En outre, même lorsqu’une violation des droits du détenu est établie, la preuve obtenue peut, si cela est indiqué, être utilisée. Ce n’est que si le tribunal est convaincu que sa réception est susceptible de déconsidérer l’administration de la justice que cette preuve peut être rejetée : par. 24(2). Lorsque les policiers ont agi en respectant dûment les droits de l’accusé, il est peu probable que les déclarations obtenues seront jugées inadmissibles().

 

B. Le droit à un avocat

Nous avons analysé ce droit dans la section qui précède, où il était question d’arrestation et de détention.
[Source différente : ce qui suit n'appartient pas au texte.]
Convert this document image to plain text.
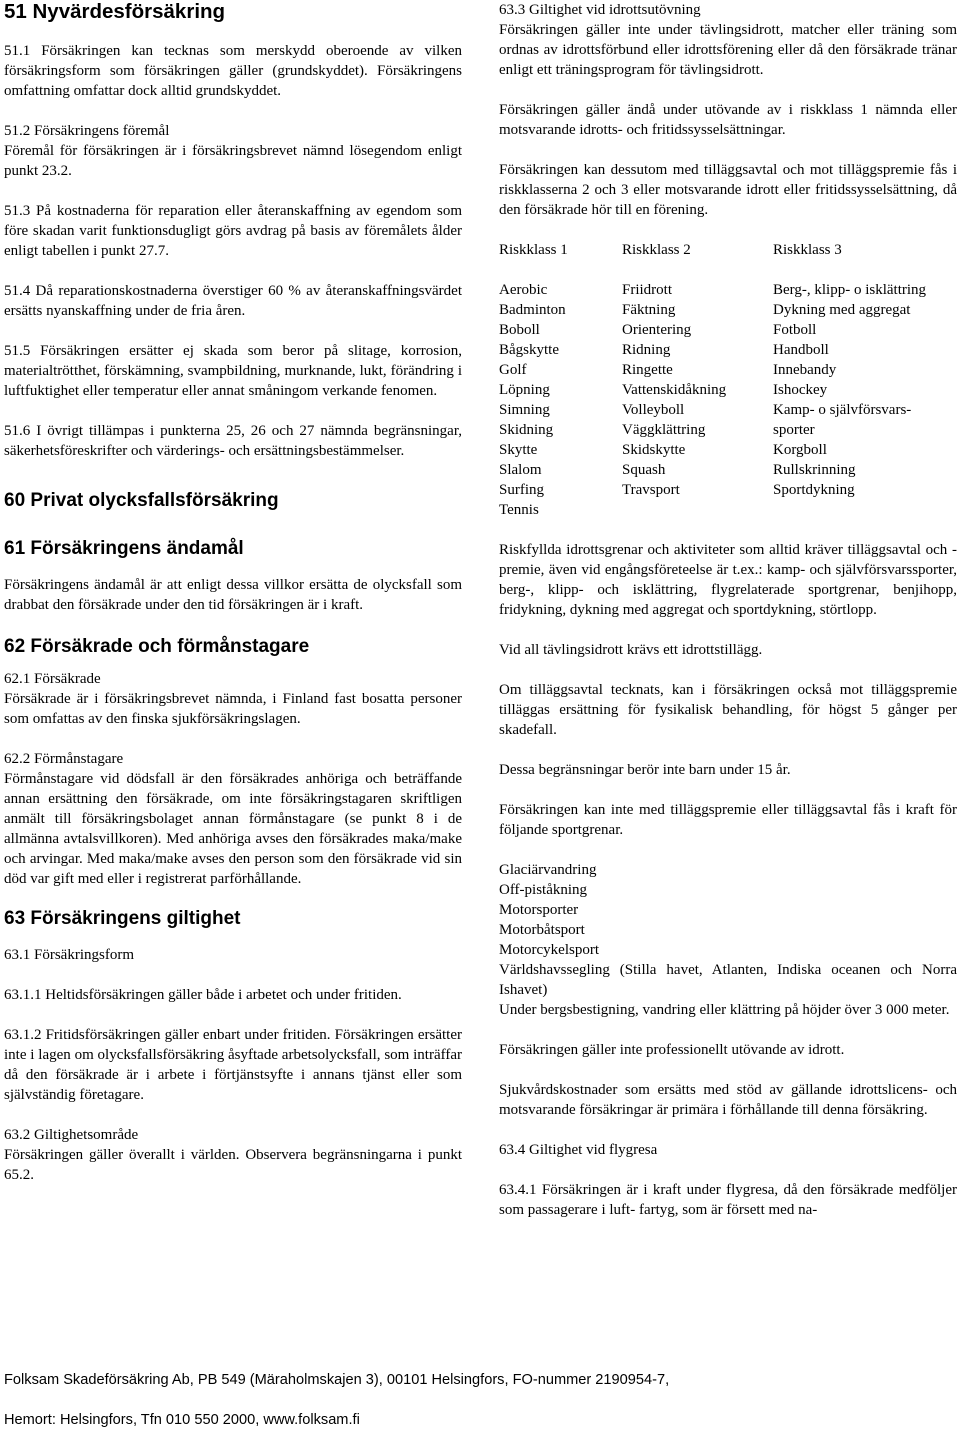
51 Nyvärdesförsäkring

51.1 Försäkringen kan tecknas som merskydd oberoende av vilken försäkringsform som försäkringen gäller (grundskyddet). Försäkringens omfattning omfattar dock alltid grundskyddet.

51.2 Försäkringens föremål

Föremål för försäkringen är i försäkringsbrevet nämnd lösegendom enligt punkt 23.2.

51.3 På kostnaderna för reparation eller återanskaffning av egendom som före skadan varit funktionsdugligt görs avdrag på basis av föremålets ålder enligt tabellen i punkt 27.7.

51.4 Då reparationskostnaderna överstiger 60 % av återanskaffningsvärdet ersätts nyanskaffning under de fria åren.

51.5 Försäkringen ersätter ej skada som beror på slitage, korrosion, materialtrötthet, förskämning, svampbildning, murknande, lukt, förändring i luftfuktighet eller temperatur eller annat småningom verkande fenomen.

51.6 I övrigt tillämpas i punkterna 25, 26 och 27 nämnda begränsningar, säkerhetsföreskrifter och värderings- och ersättningsbestämmelser.

60 Privat olycksfallsförsäkring
61 Försäkringens ändamål

Försäkringens ändamål är att enligt dessa villkor ersätta de olycksfall som drabbat den försäkrade under den tid försäkringen är i kraft.

62 Försäkrade och förmånstagare

62.1 Försäkrade

Försäkrade är i försäkringsbrevet nämnda, i Finland fast bosatta personer som omfattas av den finska sjukförsäkringslagen.

62.2 Förmånstagare

Förmånstagare vid dödsfall är den försäkrades anhöriga och beträffande annan ersättning den försäkrade, om inte försäkringstagaren skriftligen anmält till försäkringsbolaget annan förmånstagare (se punkt 8 i de allmänna avtalsvillkoren). Med anhöriga avses den försäkrades maka/make och arvingar. Med maka/make avses den person som den försäkrade vid sin död var gift med eller i registrerat parförhållande.

63 Försäkringens giltighet

63.1 Försäkringsform

63.1.1 Heltidsförsäkringen gäller både i arbetet och under fritiden.

63.1.2 Fritidsförsäkringen gäller enbart under fritiden. Försäkringen ersätter inte i lagen om olycksfallsförsäkring åsyftade arbetsolycksfall, som inträffar då den försäkrade är i arbete i förtjänstsyfte i annans tjänst eller som självständig företagare.

63.2 Giltighetsområde

Försäkringen gäller överallt i världen. Observera begränsningarna i punkt 65.2.

63.3 Giltighet vid idrottsutövning

Försäkringen gäller inte under tävlingsidrott, matcher eller träning som ordnas av idrottsförbund eller idrottsförening eller då den försäkrade tränar enligt ett träningsprogram för tävlingsidrott.

Försäkringen gäller ändå under utövande av i riskklass 1 nämnda eller motsvarande idrotts- och fritidssysselsättningar.

Försäkringen kan dessutom med tilläggsavtal och mot tilläggspremie fås i riskklasserna 2 och 3 eller motsvarande idrott eller fritidssysselsättning, då den försäkrade hör till en förening.

Riskklass 1	Riskklass 2	Riskklass 3
Aerobic	Friidrott	Berg-, klipp- o isklättring
Badminton	Fäktning	Dykning med aggregat
Boboll	Orientering	Fotboll
Bågskytte	Ridning	Handboll
Golf	Ringette	Innebandy
Löpning	Vattenskidåkning	Ishockey
Simning	Volleyboll	Kamp- o självförsvars-
Skidning	Väggklättring	sporter
Skytte	Skidskytte	Korgboll
Slalom	Squash	Rullskrinning
Surfing	Travsport	Sportdykning
Tennis

Riskfyllda idrottsgrenar och aktiviteter som alltid kräver tilläggsavtal och -premie, även vid engångsföreteelse är t.ex.: kamp- och självförsvarssporter, berg-, klipp- och isklättring, flygrelaterade sportgrenar, benjihopp, fridykning, dykning med aggregat och sportdykning, störtlopp.

Vid all tävlingsidrott krävs ett idrottstillägg.

Om tilläggsavtal tecknats, kan i försäkringen också mot tilläggspremie tilläggas ersättning för fysikalisk behandling, för högst 5 gånger per skadefall.

Dessa begränsningar berör inte barn under 15 år.

Försäkringen kan inte med tilläggspremie eller tilläggsavtal fås i kraft för följande sportgrenar.

Glaciärvandring

Off-piståkning

Motorsporter

Motorbåtsport

Motorcykelsport

Världshavssegling (Stilla havet, Atlanten, Indiska oceanen och Norra Ishavet)

Under bergsbestigning, vandring eller klättring på höjder över 3 000 meter.

Försäkringen gäller inte professionellt utövande av idrott.

Sjukvårdskostnader som ersätts med stöd av gällande idrottslicens- och motsvarande försäkringar är primära i förhållande till denna försäkring.

63.4 Giltighet vid flygresa

63.4.1 Försäkringen är i kraft under flygresa, då den försäkrade medföljer som passagerare i luft- fartyg, som är försett med na-

Folksam Skadeförsäkring Ab, PB 549 (Märaholmskajen 3), 00101 Helsingfors, FO-nummer 2190954-7,

Hemort: Helsingfors, Tfn 010 550 2000, www.folksam.fi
Si un accusé n’est pas informé de son droit à un avocat et si l’on ne lui donne pas la possibilité d’exercer ce droit, tout ce qu’il dira pourrait être jugé irrecevable aux termes de la Charte même s’il a parlé de son plein gré.


FOUILLES, PERQUISITIONS ET SAISIES

En raison de la nature des infractions liées aux drogues, la principale pièce à conviction de la poursuite sera souvent les drogues elles-mêmes. La stratégie de la défense se limite parfois à essayer de faire exclure ces éléments de preuve, par exemple en arguant d’une perquisition et saisie abusive. Si la défense obtient gain de cause, il devient très difficile, voire impossible, d’obtenir une condamnation. C’est pourquoi beaucoup d’affaires ayant trait à la question de savoir si la police a procédé à une perquisition et saisie raisonnable ont à voir avec des infractions liées aux drogues.
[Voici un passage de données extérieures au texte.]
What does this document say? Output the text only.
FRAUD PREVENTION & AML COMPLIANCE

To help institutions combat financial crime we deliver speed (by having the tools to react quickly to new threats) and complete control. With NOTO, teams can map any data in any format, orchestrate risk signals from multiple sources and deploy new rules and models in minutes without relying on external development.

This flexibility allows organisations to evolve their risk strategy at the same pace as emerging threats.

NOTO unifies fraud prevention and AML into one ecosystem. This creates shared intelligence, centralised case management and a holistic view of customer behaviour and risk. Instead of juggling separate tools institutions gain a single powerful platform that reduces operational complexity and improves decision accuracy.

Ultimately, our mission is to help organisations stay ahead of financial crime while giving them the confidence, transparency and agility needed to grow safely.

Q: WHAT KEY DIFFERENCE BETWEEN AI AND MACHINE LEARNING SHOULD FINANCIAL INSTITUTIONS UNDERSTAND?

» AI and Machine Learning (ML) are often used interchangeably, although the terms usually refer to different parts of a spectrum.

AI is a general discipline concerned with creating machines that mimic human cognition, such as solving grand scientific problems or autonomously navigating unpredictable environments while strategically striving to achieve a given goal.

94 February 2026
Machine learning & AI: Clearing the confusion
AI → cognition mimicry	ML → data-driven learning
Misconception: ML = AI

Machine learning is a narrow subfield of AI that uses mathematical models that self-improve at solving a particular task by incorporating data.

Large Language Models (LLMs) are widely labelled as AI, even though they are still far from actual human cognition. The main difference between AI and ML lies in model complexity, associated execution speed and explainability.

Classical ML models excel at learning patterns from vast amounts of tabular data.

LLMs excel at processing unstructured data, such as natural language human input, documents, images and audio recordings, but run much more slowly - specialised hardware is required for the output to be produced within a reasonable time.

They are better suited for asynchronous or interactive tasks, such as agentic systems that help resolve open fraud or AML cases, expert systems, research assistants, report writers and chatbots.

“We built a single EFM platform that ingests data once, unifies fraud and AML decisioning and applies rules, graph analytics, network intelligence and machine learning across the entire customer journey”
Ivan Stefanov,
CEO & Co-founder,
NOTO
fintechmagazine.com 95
A. Le pouvoir de perquisitionner

1. Le Code criminel

Une fouille ou une perquisition est [Traduction] « l’examen, par des agents de l’État, de la personne ou des biens d’un particulier dans le but de trouver des éléments de preuve »(). Pour qu’une fouille ou une perquisition soit légale, il faut que la police ait obtenu une autorisation, en vertu de la loi ou de la common law().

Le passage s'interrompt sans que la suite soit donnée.